Posted by Paul Sullivan on January 11, 2009
Criminal Law, MT Decisions, Sentencing / No Comments

In February of 1994, White pled guilty to theft and was given a three year deferred sentence. Six months later, in August, her deferred sentence was revoked for consuming alchohol and a ten year sentence was imposed. She was required to serve 30 days in the Flathead County Detention Center and the rest of the sentence was suspended. Additionally, she was required to pay a fine of $1,000, pay a surcharge of $100, and submit to screening for Intensive Supervised Probation. In 1996, the 1994 judgement was amended to require White to submit to blood, breath or urine analysis at the request of her probation officer.

In May of 1997, the District Court found that White had consumed alchohol, thereby violating her probation and revoked her suspended sentence. Among other changes, the court added the requirements that she attend AA meetings four times a week (unless her probation officer said otherwise), and to attend counseling that her probation officer thought necessary.

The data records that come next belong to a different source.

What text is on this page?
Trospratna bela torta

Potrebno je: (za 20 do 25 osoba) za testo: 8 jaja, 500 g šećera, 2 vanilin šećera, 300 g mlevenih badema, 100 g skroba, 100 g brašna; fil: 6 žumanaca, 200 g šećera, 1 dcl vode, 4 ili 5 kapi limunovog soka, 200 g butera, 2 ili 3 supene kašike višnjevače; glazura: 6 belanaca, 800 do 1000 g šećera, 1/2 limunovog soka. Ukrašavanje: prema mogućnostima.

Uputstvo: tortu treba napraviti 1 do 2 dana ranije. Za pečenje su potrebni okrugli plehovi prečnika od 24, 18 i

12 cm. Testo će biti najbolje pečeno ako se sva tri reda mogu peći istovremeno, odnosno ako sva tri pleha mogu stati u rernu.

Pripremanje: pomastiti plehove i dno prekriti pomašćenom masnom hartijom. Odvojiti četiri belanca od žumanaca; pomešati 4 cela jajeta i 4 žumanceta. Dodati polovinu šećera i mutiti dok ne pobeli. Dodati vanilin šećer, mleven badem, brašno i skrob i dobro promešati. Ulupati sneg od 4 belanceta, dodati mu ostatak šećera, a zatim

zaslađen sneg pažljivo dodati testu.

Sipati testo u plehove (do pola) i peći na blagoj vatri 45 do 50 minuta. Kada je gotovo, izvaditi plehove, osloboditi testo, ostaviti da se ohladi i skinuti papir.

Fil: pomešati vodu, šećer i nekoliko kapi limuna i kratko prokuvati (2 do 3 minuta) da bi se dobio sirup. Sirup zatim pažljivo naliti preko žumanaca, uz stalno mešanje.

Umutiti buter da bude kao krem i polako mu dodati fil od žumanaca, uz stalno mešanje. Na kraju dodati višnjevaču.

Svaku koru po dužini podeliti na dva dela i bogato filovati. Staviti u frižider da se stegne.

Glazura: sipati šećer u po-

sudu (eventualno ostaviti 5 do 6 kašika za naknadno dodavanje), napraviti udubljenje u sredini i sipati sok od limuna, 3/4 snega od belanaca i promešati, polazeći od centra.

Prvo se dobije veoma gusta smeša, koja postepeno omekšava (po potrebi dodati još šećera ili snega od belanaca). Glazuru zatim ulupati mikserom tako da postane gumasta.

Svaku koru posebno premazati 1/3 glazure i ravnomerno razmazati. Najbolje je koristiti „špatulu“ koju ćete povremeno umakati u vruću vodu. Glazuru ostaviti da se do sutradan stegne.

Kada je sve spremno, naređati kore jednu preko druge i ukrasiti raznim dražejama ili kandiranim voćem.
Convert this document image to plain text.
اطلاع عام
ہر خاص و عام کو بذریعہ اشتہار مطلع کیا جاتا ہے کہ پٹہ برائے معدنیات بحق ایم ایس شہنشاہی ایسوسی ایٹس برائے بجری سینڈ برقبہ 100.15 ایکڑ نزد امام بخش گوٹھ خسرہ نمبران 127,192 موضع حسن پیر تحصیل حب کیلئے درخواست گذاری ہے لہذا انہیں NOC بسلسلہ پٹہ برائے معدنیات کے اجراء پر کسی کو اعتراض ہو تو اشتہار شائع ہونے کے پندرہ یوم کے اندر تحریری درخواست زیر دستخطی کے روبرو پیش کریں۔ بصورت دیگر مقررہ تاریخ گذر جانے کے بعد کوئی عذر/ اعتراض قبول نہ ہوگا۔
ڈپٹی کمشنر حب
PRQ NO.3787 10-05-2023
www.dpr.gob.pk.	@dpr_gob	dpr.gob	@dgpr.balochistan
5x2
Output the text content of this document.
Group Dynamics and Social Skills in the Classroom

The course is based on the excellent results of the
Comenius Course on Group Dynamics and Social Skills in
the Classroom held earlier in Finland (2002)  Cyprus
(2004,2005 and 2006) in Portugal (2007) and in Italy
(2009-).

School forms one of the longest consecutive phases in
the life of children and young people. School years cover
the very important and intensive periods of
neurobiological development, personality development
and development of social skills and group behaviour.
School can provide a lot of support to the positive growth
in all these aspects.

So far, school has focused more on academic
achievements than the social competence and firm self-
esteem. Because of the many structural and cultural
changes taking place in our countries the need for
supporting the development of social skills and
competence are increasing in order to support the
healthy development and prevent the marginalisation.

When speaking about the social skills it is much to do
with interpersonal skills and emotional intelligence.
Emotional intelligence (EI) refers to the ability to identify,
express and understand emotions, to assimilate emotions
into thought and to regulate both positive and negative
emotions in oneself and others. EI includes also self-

A District Court has no power to impose a sentence in the absence of specific statutory authority. State v. Ruiz, 2005 MT 117, ¶ 12. MCA § 46-18-203(7)(c) authorizes a court revoking a suspended sentence to “require the defendant to serve either the sentence imposed or any lesser sentence.” The additional conditions imposed on White in 1997 where in excess of this statutory authority and, therefore, illegal. Despite White’s claim that the entire sentence was illegal, the Court held that the proper remedy is simply to strike the offending conditions.